Daphan ovasının merkezinde etrafı vadilerle çevrilmiş olan köyümüzün etrafındaki tepeler bizim kaymak için kullandığımız doğal pistlerdi. Sabah namazıyla birlikte kalkar, babalarımızı camiye gönderdikten sonra hürriyetin tadını çıkarmak için kırlara uzanır, korkusuzca akşam namazına kadar kayardık.

Saatlerce nefis karlar üzerinde kaymanın tadını çıkarır, açlığımızı bile hatırlamazdık. Saatlerce karla mücadele ettiğimiz için çoraplarımız, pantolonumuz  ıslanır nasıl hastalanmadığımıza şaşıp kalırdık.

Akşam ezanlarıyla birlikte babalarımız  camiye gidince bizde evin yolunu tutardık. Yine soğuk , karlı bir kış günü akşam eve kara lastiklerimizi giymiş, yün çoraplarımız ıslanmış olarak eve girecektim ki kortum. Bacaya çıkıp soba bacasının içine ayağımı asıp yün çoraplarımın kurmasını sağlayacaktım. Çocukluk işte.

Sobada tezek yanıyor, ısısı bacaya kadar çıkıyordu. Birden olan oldu ve kara lastiğim bacaya düştü. Korkudan aşağı inip eski lastiklerimi giydim, süt dökmüş kediler gibi yanan sobanın arkasına girip ısınmaya başladım.

Anam yeni çoraplar getirmiş, yaş elbiselerimi değiştirmişti ki birden baca tutuştu. Sokağa çıkıp komşular yetişin baca yanıyor...! İmdat  sesleri mahallenin sokaklarında çınlarken cami dağılmış, cemaat evlerine giderken komşuların feryadını duymuşlar, ellerine su dolu kovaları alıp "Ümmeti Muhammed yetişin baca yanıyor" diye bağıran babamın imdadına koşmuşlardı ki birden bacadaki alevler kendiliğinden söndü.

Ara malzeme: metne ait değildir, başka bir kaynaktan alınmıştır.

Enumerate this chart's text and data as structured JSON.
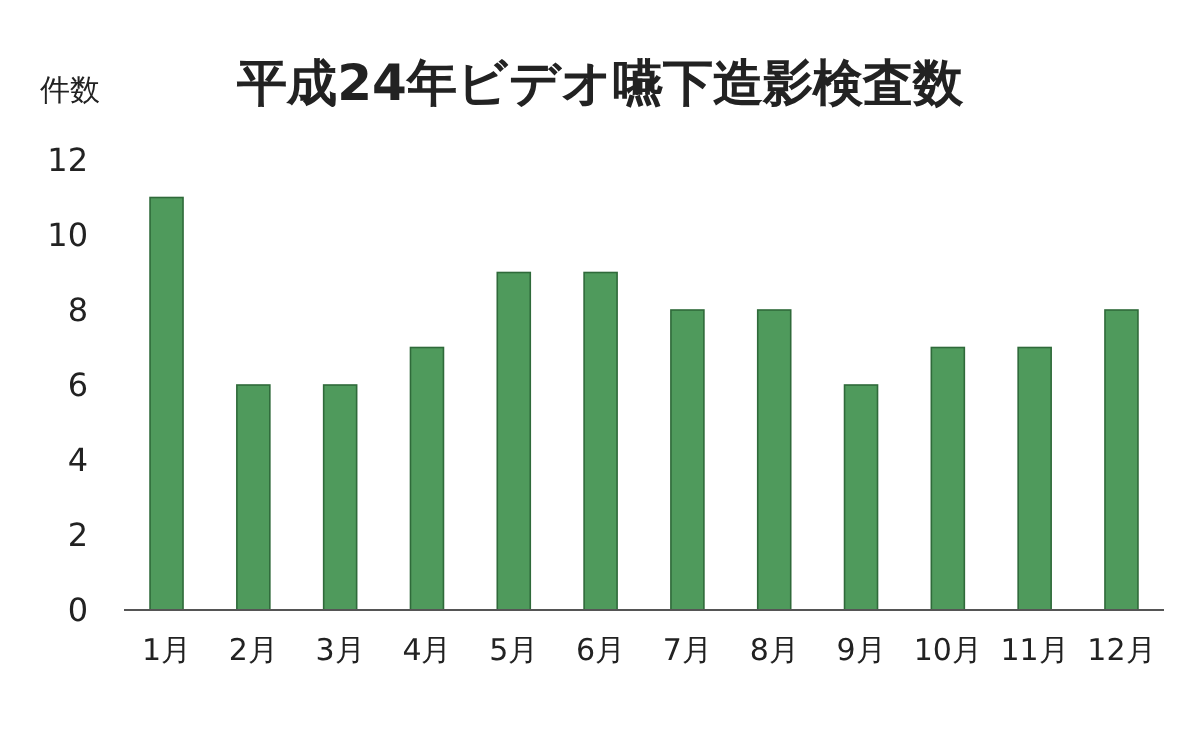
{
  "chart_data": {
    "type": "bar",
    "title": "平成24年ビデオ嚥下造影検査数",
    "ylabel": "件数",
    "categories": [
      "1月",
      "2月",
      "3月",
      "4月",
      "5月",
      "6月",
      "7月",
      "8月",
      "9月",
      "10月",
      "11月",
      "12月"
    ],
    "values": [
      11,
      6,
      6,
      7,
      9,
      9,
      8,
      8,
      6,
      7,
      7,
      8
    ],
    "color": "#4f9a5c",
    "ylim": [
      0,
      12
    ],
    "yticks": [
      0,
      2,
      4,
      6,
      8,
      10,
      12
    ],
    "grid": false
  }
}
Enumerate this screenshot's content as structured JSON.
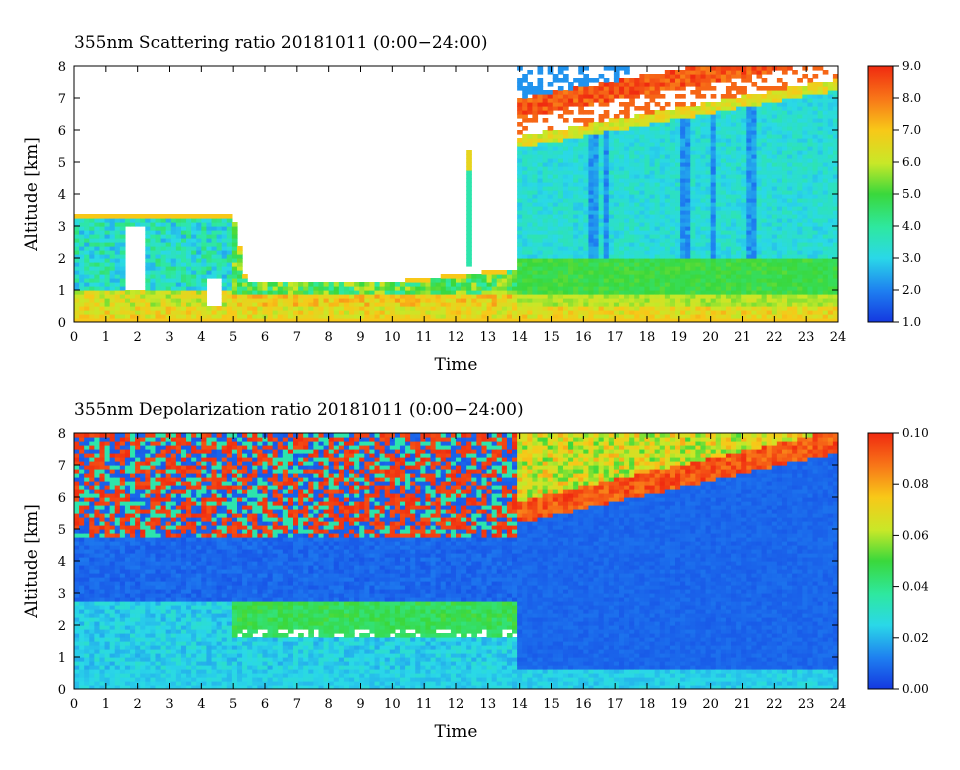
{
  "chart_data": [
    {
      "type": "heatmap",
      "title": "355nm Scattering ratio  20181011 (0:00−24:00)",
      "xlabel": "Time",
      "ylabel": "Altitude [km]",
      "xlim": [
        0,
        24
      ],
      "ylim": [
        0,
        8
      ],
      "x_ticks": [
        "0",
        "1",
        "2",
        "3",
        "4",
        "5",
        "6",
        "7",
        "8",
        "9",
        "10",
        "11",
        "12",
        "13",
        "14",
        "15",
        "16",
        "17",
        "18",
        "19",
        "20",
        "21",
        "22",
        "23",
        "24"
      ],
      "y_ticks": [
        "0",
        "1",
        "2",
        "3",
        "4",
        "5",
        "6",
        "7",
        "8"
      ],
      "colorbar": {
        "range": [
          1.0,
          9.0
        ],
        "ticks": [
          "1.0",
          "2.0",
          "3.0",
          "4.0",
          "5.0",
          "6.0",
          "7.0",
          "8.0",
          "9.0"
        ]
      },
      "features": {
        "surface_layer_top_km": 0.5,
        "boundary_layer_top_km": {
          "0-5h": 3.3,
          "5-10h": 1.2,
          "10-14h": 1.6,
          "14-24h": 2.0
        },
        "aerosol_layer_after_14h": {
          "bottom_km": 0.5,
          "top_km": 6.2,
          "typical_ratio": 3.0
        },
        "cloud_layer_after_14h": {
          "base_km_start": 5.8,
          "base_km_end": 7.6,
          "ratio": 9.0
        },
        "narrow_plume": {
          "time_h": 12.35,
          "altitude_km": [
            1.8,
            5.4
          ]
        }
      },
      "colors": {
        "low": "#1a3fdc",
        "mid": "#21e8d0",
        "high": "#f03a14"
      }
    },
    {
      "type": "heatmap",
      "title": "355nm Depolarization ratio  20181011 (0:00−24:00)",
      "xlabel": "Time",
      "ylabel": "Altitude [km]",
      "xlim": [
        0,
        24
      ],
      "ylim": [
        0,
        8
      ],
      "x_ticks": [
        "0",
        "1",
        "2",
        "3",
        "4",
        "5",
        "6",
        "7",
        "8",
        "9",
        "10",
        "11",
        "12",
        "13",
        "14",
        "15",
        "16",
        "17",
        "18",
        "19",
        "20",
        "21",
        "22",
        "23",
        "24"
      ],
      "y_ticks": [
        "0",
        "1",
        "2",
        "3",
        "4",
        "5",
        "6",
        "7",
        "8"
      ],
      "colorbar": {
        "range": [
          0.0,
          0.1
        ],
        "ticks": [
          "0.00",
          "0.02",
          "0.04",
          "0.06",
          "0.08",
          "0.10"
        ]
      },
      "features": {
        "noisy_region_before_14h_km": [
          4.8,
          8.0
        ],
        "dust_layer_5_14h": {
          "bottom_km": 1.6,
          "top_km": 2.8,
          "value": 0.04
        },
        "low_depol_after_14h_km": [
          0.0,
          5.0
        ],
        "cloud_layer_after_14h": {
          "base_km_start": 5.2,
          "base_km_end": 7.4,
          "value": 0.085
        }
      },
      "colors": {
        "low": "#1a3fdc",
        "mid": "#22d45a",
        "high": "#f03a14"
      }
    }
  ]
}
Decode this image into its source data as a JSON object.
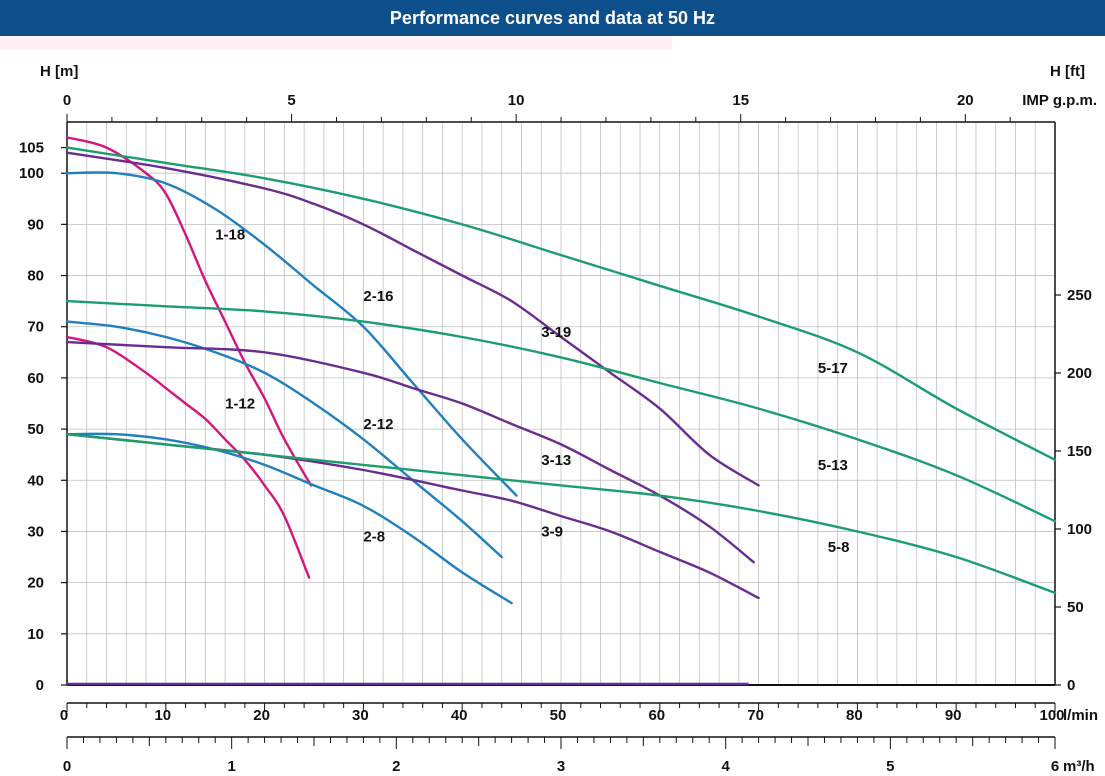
{
  "header": {
    "title": "Performance curves and data at 50 Hz"
  },
  "colors": {
    "banner": "#0d4f8b",
    "grid": "#bfbfbf",
    "axis": "#111111"
  },
  "chart_data": {
    "type": "line",
    "title": "Performance curves and data at 50 Hz",
    "left_axis": {
      "label": "H [m]",
      "range": [
        0,
        110
      ],
      "ticks": [
        "0",
        "10",
        "20",
        "30",
        "40",
        "50",
        "60",
        "70",
        "80",
        "90",
        "100",
        "105"
      ],
      "tick_values": [
        0,
        10,
        20,
        30,
        40,
        50,
        60,
        70,
        80,
        90,
        100,
        105
      ]
    },
    "right_axis": {
      "label": "H [ft]",
      "ticks": [
        "0",
        "50",
        "100",
        "150",
        "200",
        "250"
      ],
      "tick_values": [
        0,
        50,
        100,
        150,
        200,
        250
      ],
      "ft_per_m": 3.2808
    },
    "top_axis": {
      "label": "IMP g.p.m.",
      "ticks": [
        "0",
        "5",
        "10",
        "15",
        "20"
      ],
      "tick_values": [
        0,
        5,
        10,
        15,
        20
      ],
      "lmin_per_unit": 4.546
    },
    "bottom_axis": {
      "label": "l/min",
      "range": [
        0,
        100
      ],
      "ticks": [
        "0",
        "10",
        "20",
        "30",
        "40",
        "50",
        "60",
        "70",
        "80",
        "90",
        "100"
      ],
      "tick_values": [
        0,
        10,
        20,
        30,
        40,
        50,
        60,
        70,
        80,
        90,
        100
      ]
    },
    "m3h_axis": {
      "label": "m³/h",
      "ticks": [
        "0",
        "1",
        "2",
        "3",
        "4",
        "5",
        "6"
      ],
      "tick_values": [
        0,
        1,
        2,
        3,
        4,
        5,
        6
      ],
      "lmin_per_unit": 16.667
    },
    "series": [
      {
        "name": "1-18",
        "color": "#d6137e",
        "label_at": [
          15,
          87
        ],
        "x": [
          0,
          4,
          8,
          10,
          12,
          14,
          16,
          18,
          20,
          22,
          24.7
        ],
        "y": [
          107,
          105,
          100,
          96,
          88,
          79,
          71,
          63,
          56,
          48,
          39
        ]
      },
      {
        "name": "1-12",
        "color": "#d6137e",
        "label_at": [
          16,
          54
        ],
        "x": [
          0,
          4,
          8,
          10,
          12,
          14,
          16,
          18,
          20,
          22,
          24.5
        ],
        "y": [
          68,
          66,
          61,
          58,
          55,
          52,
          48,
          44,
          39,
          33,
          21
        ]
      },
      {
        "name": "2-16",
        "color": "#1f7fbf",
        "label_at": [
          30,
          75
        ],
        "x": [
          0,
          5,
          10,
          15,
          20,
          25,
          30,
          35,
          40,
          45.5
        ],
        "y": [
          100,
          100,
          98,
          93,
          86,
          78,
          70,
          59,
          48,
          37
        ]
      },
      {
        "name": "2-12",
        "color": "#1f7fbf",
        "label_at": [
          30,
          50
        ],
        "x": [
          0,
          5,
          10,
          15,
          20,
          25,
          30,
          35,
          40,
          44
        ],
        "y": [
          71,
          70,
          68,
          65,
          61,
          55,
          48,
          40,
          32,
          25
        ]
      },
      {
        "name": "2-8",
        "color": "#1f7fbf",
        "label_at": [
          30,
          28
        ],
        "x": [
          0,
          5,
          10,
          15,
          20,
          25,
          30,
          35,
          40,
          45
        ],
        "y": [
          49,
          49,
          48,
          46,
          43,
          39,
          35,
          29,
          22,
          16
        ]
      },
      {
        "name": "3-19",
        "color": "#6a2c91",
        "label_at": [
          48,
          68
        ],
        "x": [
          0,
          10,
          20,
          25,
          30,
          35,
          40,
          45,
          50,
          55,
          60,
          65,
          70
        ],
        "y": [
          104,
          101,
          97,
          94,
          90,
          85,
          80,
          75,
          68,
          61,
          54,
          45,
          39
        ]
      },
      {
        "name": "3-13",
        "color": "#6a2c91",
        "label_at": [
          48,
          43
        ],
        "x": [
          0,
          10,
          20,
          30,
          35,
          40,
          45,
          50,
          55,
          60,
          65,
          69.5
        ],
        "y": [
          67,
          66,
          65,
          61,
          58,
          55,
          51,
          47,
          42,
          37,
          31,
          24
        ]
      },
      {
        "name": "3-9",
        "color": "#6a2c91",
        "label_at": [
          48,
          29
        ],
        "x": [
          0,
          10,
          20,
          30,
          40,
          45,
          50,
          55,
          60,
          65,
          70
        ],
        "y": [
          49,
          47,
          45,
          42,
          38,
          36,
          33,
          30,
          26,
          22,
          17
        ]
      },
      {
        "name": "5-17",
        "color": "#1b9e6e",
        "label_at": [
          76,
          61
        ],
        "x": [
          0,
          10,
          20,
          30,
          40,
          50,
          60,
          70,
          80,
          90,
          100
        ],
        "y": [
          105,
          102,
          99,
          95,
          90,
          84,
          78,
          72,
          65,
          54,
          44
        ]
      },
      {
        "name": "5-13",
        "color": "#1b9e6e",
        "label_at": [
          76,
          42
        ],
        "x": [
          0,
          10,
          20,
          30,
          40,
          50,
          60,
          70,
          80,
          90,
          100
        ],
        "y": [
          75,
          74,
          73,
          71,
          68,
          64,
          59,
          54,
          48,
          41,
          32
        ]
      },
      {
        "name": "5-8",
        "color": "#1b9e6e",
        "label_at": [
          77,
          26
        ],
        "x": [
          0,
          10,
          20,
          30,
          40,
          50,
          60,
          70,
          80,
          90,
          100
        ],
        "y": [
          49,
          47,
          45,
          43,
          41,
          39,
          37,
          34,
          30,
          25,
          18
        ]
      }
    ]
  }
}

Komşular derin bir nefes almış, yangın sandıkları olay kendiliğinden sönmüştü. Komşular evlerine giderken evde sevinç sesleri yükselmiş, yapılan dualar göklere yükselmişti.

Ancak hiç kimse yangının asıl nedeninin biraz önce baca içine düşen kara lastiğim olduğunu bilmemişti. Yılarca olayı gizlemiş, korkumdan anama bile söylememiştim.

Yıllar geçmiş Liseyi bitirmiştim. Bir kış gecesi ailecek sofraya oturmuş yemek yerken  yıllar önceki olayı anlatmış, babam, anam ve kardeşlerimden özür dilemiş, kara lastiğin hikâyesini olduğu gibi anlatmıştım.

Sofrada herkes gülümsemiş, babam ise "hay Allah müstehâkını versin" demişti.

Not: Olay 1965 Kışında gerçekleşmiş, 2018 yılının kışında ise aklımda kaldığı kadarıyla kaleme aldım.